How can China's hard and long-drawn economic transition be judged from what its cities have done to drive local economic growth? The fact is they have basically done nothing in the past three years.
The old practice of funding local development with fiscal revenue from land auctions for housing projects, which people call "land-sale finance", still continues in many cities. There hasn't been a meaningful replacement of the source of local revenue in many cities even though land-sale finance no longer generates as much funds in these times of economic slowdown.
Nurturing new growth industries and building new growth drivers, what the central government has envisaged, is happening in only a few cities. Last year's data show some of the most financially powerful cities continue to rely on land-sale finance for more than half of their revenues, as they did in the years immediately following the 2008 global financial crisis when housing development was a speculative game and housing prices were rising rapidly. Such cities include Nanjing, Hefei, Guangzhou, Fuzhou, Foshan, Haikou, Jinan, Wuhan, Hangzhou, Changzhou and Shijiazhuang.
Industry experts argue that much of their land-sale finance is unhealthy and unsustainable. The practice may cause more harm than good, according to Hu Zhigang, deputy head of China Real Estate Association.
"Flawed incentives" have led to, in some places, the creation of more new housing projects than permitted by real market demand, Hu said. This, in turn, has given rise to "social and environmental problems". The risk of default is on the rise, as a result.
Local governments' dependence on land-sale finance is not a smart move to start with. In 2013, a sample survey by the National Audit Office showed it can cover only about 37 percent of the total debts incurred by the local governments.
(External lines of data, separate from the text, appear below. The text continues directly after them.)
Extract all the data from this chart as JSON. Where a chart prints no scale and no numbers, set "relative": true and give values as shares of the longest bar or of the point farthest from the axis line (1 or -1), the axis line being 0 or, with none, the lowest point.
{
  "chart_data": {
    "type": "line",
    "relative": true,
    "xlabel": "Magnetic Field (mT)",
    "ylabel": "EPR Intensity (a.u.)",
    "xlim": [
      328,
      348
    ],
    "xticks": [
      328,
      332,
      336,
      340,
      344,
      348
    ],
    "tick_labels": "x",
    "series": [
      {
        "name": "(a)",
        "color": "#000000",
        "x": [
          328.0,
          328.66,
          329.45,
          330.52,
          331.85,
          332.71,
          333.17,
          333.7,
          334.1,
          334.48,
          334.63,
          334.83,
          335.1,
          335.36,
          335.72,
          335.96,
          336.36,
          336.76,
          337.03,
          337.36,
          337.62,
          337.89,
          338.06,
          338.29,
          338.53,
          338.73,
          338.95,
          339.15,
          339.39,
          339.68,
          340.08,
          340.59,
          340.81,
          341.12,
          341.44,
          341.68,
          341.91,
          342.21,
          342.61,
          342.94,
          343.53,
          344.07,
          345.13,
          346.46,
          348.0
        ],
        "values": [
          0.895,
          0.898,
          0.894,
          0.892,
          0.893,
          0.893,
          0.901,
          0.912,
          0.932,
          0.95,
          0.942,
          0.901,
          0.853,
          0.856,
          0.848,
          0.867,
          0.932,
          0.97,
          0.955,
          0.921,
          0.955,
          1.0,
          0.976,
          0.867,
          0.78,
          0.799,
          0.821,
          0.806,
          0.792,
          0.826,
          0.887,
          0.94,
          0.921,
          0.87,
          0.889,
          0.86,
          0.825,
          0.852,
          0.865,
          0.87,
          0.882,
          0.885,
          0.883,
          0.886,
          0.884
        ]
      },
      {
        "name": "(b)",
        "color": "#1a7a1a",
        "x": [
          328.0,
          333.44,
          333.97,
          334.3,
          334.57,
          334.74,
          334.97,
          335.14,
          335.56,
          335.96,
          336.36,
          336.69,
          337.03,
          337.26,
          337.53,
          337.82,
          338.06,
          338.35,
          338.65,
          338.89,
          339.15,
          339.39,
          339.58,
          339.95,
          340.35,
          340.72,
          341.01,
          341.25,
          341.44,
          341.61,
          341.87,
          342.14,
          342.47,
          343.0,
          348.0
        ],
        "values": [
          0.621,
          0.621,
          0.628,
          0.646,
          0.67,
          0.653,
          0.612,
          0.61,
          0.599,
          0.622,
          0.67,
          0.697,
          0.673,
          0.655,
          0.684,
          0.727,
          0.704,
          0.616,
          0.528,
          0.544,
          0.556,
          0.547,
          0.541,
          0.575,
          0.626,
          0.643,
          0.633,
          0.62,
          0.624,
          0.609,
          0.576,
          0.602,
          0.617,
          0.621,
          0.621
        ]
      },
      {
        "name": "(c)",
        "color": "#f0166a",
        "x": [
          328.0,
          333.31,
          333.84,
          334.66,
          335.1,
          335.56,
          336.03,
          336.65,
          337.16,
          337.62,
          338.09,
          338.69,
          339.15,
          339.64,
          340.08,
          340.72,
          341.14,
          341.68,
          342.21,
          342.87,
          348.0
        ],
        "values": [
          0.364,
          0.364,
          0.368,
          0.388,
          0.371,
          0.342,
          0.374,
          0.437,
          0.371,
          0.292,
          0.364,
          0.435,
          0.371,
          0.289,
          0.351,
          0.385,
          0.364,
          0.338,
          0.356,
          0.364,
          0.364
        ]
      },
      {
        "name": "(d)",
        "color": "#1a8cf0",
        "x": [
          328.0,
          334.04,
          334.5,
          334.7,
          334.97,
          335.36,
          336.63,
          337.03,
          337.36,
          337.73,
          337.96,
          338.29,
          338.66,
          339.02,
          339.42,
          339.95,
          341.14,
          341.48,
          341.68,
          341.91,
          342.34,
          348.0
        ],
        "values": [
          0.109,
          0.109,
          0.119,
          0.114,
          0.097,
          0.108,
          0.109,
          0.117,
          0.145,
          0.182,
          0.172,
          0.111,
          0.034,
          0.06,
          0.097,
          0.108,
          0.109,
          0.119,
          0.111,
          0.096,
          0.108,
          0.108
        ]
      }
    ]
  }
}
Gao Huiqing, an economist with the State Information Center, commenting on the ongoing economic slowdown, said it is difficult for local governments to generate higher income from land sales. It will be even more difficult in cities with a large unsold housing inventory.
Data from the Ministry of Finance show that in 2015 nationwide revenue from land sales declined by 21.6 percent year-on-year to 3.36 trillion yuan ($518.48 billion).
"Land-sale revenue can only continue to go down in the future, especially in regions where housing oversupply is more serious," Gao said.
"To improve local economic health, governments have to shift their dependence on other industries and services."
In regions dependent more on mining and heavy industries, such as the northeastern provinces, "land-sale finance" is fast declining - for example, by 25.7 percent in Dalian and 22.8 in Shenyang, the two largest cities in Liaoning province.
An official from the Liaoning provincial development and reform commission said that for northeastern provinces, economic transition is by no means easy.
In contrast, cities such as Shenzhen, in Guangdong province, have less difficulty in earning sustainable tax revenue thanks to their larger diversity of industries and stronger innovative power.
Xu Shuang, CEO of Shenzhen-based Acumen Robot Intelligence, said the city has for many years provided financial support and a good environment for startups and not many cities in China can offer the same level of benefits to entrepreneurs.
Shenzhen's success is hard to copy, Gao said. But governments of other cities should respond more actively to the central government's favorable policies by creating new growth industries.
The central government is also mulling imposing property tax, Gao said. If it is made into a law, it will allow local governments to have a recurrent source of revenue, instead of one-time income from land sales.